Château d'Abzac, whose 35 hectares of vineyards lie on gravelly soil 10 kilometres northeast of Pomerol, is an excellent source of well-made, keenly-priced, forward-drinking red Bordeaux. The château is classified as a historic monument and has been home to the D'Anglade family since 1796. Their popular 'Bordeaux Supérieur' is produced from pure Merlot that is vinified in stainless steel vats and matured for 2 years prior to bottling. It is effectively our 'House' Claret and has gained a loyal following for its bright red fruit scents and flavours plus supple tannins. It drinks wonderfully well from release and will readily support 3-5 years bottle age. In 2014 the D'Anglades bought a 1.5 hectare parcel of vines in Lussac-Saint-Émilion from which they produce their 'Château Milonblanc'. It is made from a blend of 90% Merlot and 10% Cabernet Sauvignon that is racked and raised in French oak barrels prior to bottling. It has a similar core of cassis fruit to the principal bottling but a little more weight and concentration and a firmer tannic grip. It merits decanting and makes an excellent partner to grilled red meat or mushroom dishes.

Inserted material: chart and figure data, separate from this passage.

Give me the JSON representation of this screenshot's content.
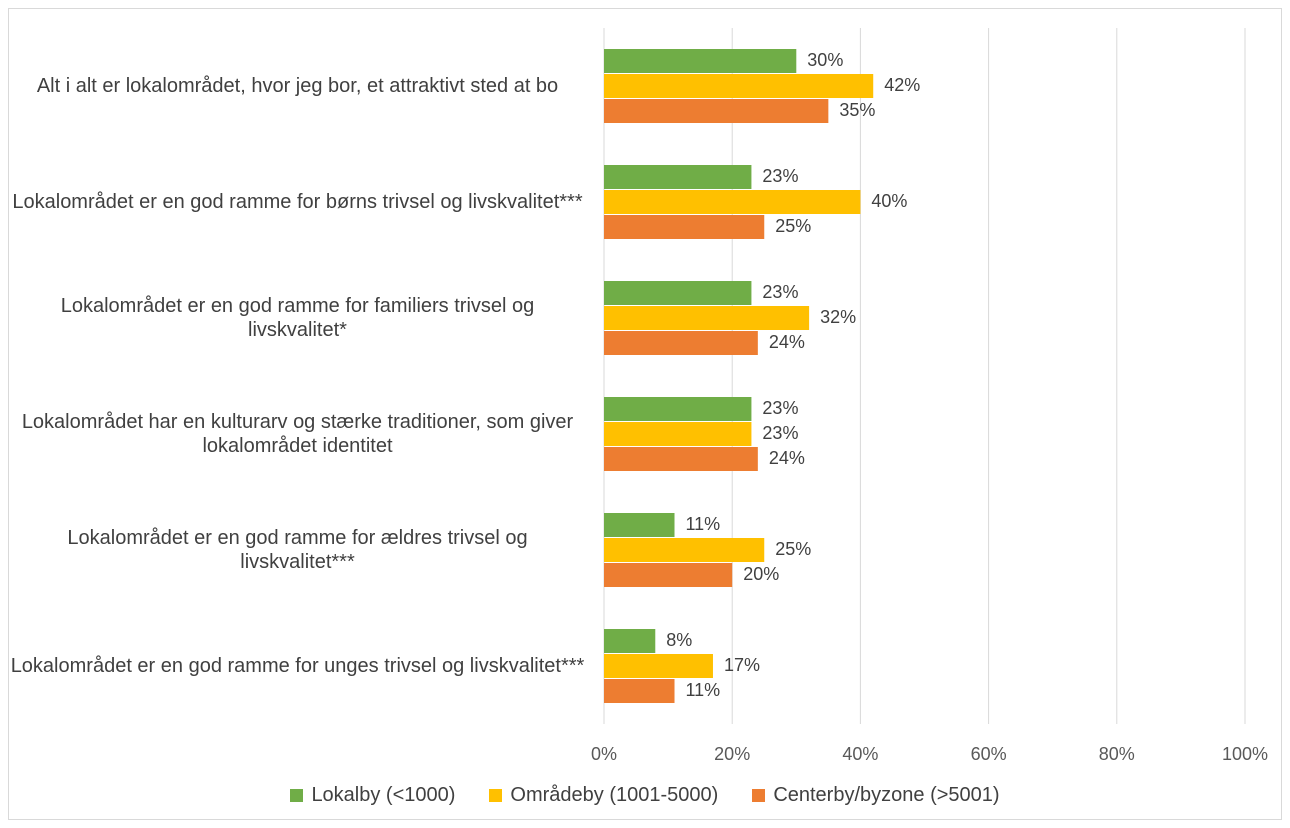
{
  "chart_data": {
    "type": "bar",
    "orientation": "horizontal",
    "categories": [
      "Alt i alt er lokalområdet, hvor jeg bor, et attraktivt sted at bo",
      "Lokalområdet er en god ramme for børns trivsel og livskvalitet***",
      "Lokalområdet er en god ramme for familiers trivsel og livskvalitet*",
      "Lokalområdet har en kulturarv og stærke traditioner, som giver lokalområdet identitet",
      "Lokalområdet er en god ramme for ældres trivsel og livskvalitet***",
      "Lokalområdet er en god ramme for unges trivsel og livskvalitet***"
    ],
    "series": [
      {
        "name": "Lokalby (<1000)",
        "color": "#70ad47",
        "values": [
          30,
          23,
          23,
          23,
          11,
          8
        ],
        "value_labels": [
          "30%",
          "23%",
          "23%",
          "23%",
          "11%",
          "8%"
        ]
      },
      {
        "name": "Områdeby (1001-5000)",
        "color": "#ffc000",
        "values": [
          42,
          40,
          32,
          23,
          25,
          17
        ],
        "value_labels": [
          "42%",
          "40%",
          "32%",
          "23%",
          "25%",
          "17%"
        ]
      },
      {
        "name": "Centerby/byzone (>5001)",
        "color": "#ed7d31",
        "values": [
          35,
          25,
          24,
          24,
          20,
          11
        ],
        "value_labels": [
          "35%",
          "25%",
          "24%",
          "24%",
          "20%",
          "11%"
        ]
      }
    ],
    "xlim": [
      0,
      100
    ],
    "xticks": [
      {
        "value": 0,
        "label": "0%"
      },
      {
        "value": 20,
        "label": "20%"
      },
      {
        "value": 40,
        "label": "40%"
      },
      {
        "value": 60,
        "label": "60%"
      },
      {
        "value": 80,
        "label": "80%"
      },
      {
        "value": 100,
        "label": "100%"
      }
    ],
    "grid": true,
    "legend": "bottom"
  }
}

Denis Durantou, patron of Pomerol's acclaimed Château L'Eglise Clinet, also has vineholdings in neighbouring Lalande de Pomerol from which he produces his 'La Chenade' bottling that has long been considered a Bordelais bon marché by wine trade cognoscenti. Made from 80% Merlot and 20% Cabernet Franc it has classic 'pencil shaving' and black berry notes and a rounded palate of dark autumnal fruit over a background of fine-grained tannins. It will cellar well for a decade and longer still in superior vintages.

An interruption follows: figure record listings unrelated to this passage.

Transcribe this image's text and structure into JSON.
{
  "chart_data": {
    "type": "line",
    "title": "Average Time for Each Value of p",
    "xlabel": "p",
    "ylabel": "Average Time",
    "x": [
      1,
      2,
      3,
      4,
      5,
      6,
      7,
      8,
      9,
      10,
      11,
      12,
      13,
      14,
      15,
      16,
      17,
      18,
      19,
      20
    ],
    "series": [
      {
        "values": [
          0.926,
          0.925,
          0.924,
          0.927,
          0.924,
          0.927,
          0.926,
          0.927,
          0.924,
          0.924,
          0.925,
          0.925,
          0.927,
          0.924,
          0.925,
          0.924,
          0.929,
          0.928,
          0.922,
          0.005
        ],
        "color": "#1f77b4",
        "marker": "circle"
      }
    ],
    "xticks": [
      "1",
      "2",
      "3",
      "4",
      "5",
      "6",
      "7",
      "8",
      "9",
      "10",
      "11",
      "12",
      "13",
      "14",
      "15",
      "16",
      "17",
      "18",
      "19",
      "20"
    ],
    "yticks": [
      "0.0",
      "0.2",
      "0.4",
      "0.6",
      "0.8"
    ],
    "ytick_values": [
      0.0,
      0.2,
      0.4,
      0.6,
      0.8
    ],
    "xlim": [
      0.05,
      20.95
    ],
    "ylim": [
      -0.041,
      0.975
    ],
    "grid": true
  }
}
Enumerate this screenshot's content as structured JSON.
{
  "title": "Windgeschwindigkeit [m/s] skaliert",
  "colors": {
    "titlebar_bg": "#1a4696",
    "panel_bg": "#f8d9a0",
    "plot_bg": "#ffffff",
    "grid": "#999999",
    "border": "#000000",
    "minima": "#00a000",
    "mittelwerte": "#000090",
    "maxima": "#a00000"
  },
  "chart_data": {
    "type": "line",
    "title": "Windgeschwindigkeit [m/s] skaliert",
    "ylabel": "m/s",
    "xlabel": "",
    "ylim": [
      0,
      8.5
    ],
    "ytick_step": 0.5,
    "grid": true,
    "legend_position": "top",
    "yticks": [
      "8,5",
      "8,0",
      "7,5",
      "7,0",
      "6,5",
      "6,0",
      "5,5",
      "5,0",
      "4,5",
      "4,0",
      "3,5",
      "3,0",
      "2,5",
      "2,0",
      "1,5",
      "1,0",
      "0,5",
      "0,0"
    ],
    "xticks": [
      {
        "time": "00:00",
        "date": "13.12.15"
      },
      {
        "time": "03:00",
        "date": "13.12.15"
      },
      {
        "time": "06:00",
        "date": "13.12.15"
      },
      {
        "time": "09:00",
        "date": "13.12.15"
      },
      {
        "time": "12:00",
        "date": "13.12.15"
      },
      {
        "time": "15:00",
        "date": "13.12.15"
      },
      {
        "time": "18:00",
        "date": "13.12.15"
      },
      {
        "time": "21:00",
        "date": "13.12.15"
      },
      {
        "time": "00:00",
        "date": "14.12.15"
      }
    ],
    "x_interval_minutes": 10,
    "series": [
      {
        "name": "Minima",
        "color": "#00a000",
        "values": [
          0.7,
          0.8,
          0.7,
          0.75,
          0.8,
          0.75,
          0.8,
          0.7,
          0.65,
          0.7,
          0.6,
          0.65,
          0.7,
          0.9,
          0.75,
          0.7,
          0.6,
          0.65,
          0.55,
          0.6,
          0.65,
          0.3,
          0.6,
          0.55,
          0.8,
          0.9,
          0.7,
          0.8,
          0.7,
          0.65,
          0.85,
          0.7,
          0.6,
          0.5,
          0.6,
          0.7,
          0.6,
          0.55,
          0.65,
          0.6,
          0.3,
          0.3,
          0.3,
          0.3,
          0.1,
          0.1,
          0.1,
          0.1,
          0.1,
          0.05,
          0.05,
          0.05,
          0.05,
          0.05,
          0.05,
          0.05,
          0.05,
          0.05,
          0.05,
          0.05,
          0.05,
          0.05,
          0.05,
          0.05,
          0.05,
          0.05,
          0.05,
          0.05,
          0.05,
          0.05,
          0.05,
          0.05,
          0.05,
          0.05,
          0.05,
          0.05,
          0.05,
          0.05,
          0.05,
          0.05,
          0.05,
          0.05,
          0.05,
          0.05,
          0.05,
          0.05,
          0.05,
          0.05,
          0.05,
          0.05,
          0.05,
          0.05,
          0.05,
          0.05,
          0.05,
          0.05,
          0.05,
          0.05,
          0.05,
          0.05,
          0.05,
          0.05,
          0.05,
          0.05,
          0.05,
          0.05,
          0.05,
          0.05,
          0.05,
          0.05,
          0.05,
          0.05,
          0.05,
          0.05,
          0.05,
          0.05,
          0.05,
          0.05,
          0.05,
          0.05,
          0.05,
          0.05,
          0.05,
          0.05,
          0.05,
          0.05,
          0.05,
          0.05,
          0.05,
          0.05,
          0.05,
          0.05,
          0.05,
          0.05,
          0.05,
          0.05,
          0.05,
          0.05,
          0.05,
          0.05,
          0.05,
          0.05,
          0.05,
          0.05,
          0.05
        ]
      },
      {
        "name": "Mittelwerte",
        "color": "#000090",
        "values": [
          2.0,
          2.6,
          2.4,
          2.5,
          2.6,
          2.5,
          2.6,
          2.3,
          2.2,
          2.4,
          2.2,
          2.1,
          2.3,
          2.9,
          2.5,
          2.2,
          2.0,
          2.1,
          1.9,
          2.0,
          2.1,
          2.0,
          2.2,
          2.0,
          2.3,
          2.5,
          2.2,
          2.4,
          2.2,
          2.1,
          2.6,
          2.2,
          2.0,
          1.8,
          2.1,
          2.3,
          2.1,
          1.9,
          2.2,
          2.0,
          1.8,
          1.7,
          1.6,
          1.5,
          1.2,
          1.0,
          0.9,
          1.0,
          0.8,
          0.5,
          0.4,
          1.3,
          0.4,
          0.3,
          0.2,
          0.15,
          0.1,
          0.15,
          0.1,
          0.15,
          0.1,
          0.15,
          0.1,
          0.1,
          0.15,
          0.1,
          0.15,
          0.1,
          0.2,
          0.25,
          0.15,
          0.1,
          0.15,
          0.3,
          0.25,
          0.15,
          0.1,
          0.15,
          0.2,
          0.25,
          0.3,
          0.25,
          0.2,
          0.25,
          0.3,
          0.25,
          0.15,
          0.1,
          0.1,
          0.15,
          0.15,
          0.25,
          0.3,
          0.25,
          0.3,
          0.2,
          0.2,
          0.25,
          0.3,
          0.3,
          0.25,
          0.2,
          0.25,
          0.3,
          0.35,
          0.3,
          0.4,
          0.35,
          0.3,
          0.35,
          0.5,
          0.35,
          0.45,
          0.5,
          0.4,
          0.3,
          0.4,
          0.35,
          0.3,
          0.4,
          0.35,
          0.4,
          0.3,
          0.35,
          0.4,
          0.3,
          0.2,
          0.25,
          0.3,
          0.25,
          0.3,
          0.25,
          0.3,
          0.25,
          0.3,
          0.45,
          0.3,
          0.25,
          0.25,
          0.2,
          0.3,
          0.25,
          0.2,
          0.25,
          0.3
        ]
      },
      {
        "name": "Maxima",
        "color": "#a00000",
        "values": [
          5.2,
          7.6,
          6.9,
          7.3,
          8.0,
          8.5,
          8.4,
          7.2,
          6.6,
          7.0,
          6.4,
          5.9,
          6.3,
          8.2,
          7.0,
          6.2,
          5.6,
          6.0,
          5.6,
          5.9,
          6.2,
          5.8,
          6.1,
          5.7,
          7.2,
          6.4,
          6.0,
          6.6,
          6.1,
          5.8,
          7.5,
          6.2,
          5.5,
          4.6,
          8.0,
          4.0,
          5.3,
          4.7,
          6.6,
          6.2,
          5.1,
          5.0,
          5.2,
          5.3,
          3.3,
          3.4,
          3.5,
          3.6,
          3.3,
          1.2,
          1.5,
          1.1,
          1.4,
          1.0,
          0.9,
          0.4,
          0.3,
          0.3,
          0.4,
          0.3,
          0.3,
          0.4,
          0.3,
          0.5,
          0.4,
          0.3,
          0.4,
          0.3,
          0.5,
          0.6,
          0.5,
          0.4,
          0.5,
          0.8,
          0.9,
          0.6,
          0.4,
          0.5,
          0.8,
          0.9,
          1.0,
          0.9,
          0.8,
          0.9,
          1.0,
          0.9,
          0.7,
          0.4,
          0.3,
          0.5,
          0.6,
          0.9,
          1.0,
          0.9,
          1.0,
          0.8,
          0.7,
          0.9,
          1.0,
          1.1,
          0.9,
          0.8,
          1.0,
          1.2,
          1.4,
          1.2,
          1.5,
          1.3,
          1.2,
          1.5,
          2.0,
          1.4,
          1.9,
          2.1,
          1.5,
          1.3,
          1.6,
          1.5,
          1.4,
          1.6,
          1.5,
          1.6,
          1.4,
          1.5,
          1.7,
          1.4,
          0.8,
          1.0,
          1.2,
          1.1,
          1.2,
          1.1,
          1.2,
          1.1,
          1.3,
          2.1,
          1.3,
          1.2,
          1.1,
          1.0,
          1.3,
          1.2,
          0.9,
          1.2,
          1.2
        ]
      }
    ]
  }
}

Buying mature classed-growth claret that isn't ruinously expensive is not easy, but we were pleased to procure a parcel of 'Château Batailley' Pauillac in the diminutive 2012 vintage for your (and our) delectation. Made from a blend of Cabernet Sauvignon, Merlot, Cabernet Franc and Petit Verdot in descending proportions it has attractive cedar scents and a smoothly-delineated black fruit palate supported by tannins that are beginning to sweeten and soften with age. Already drinking well, it should age gracefully for a further 10-15 years.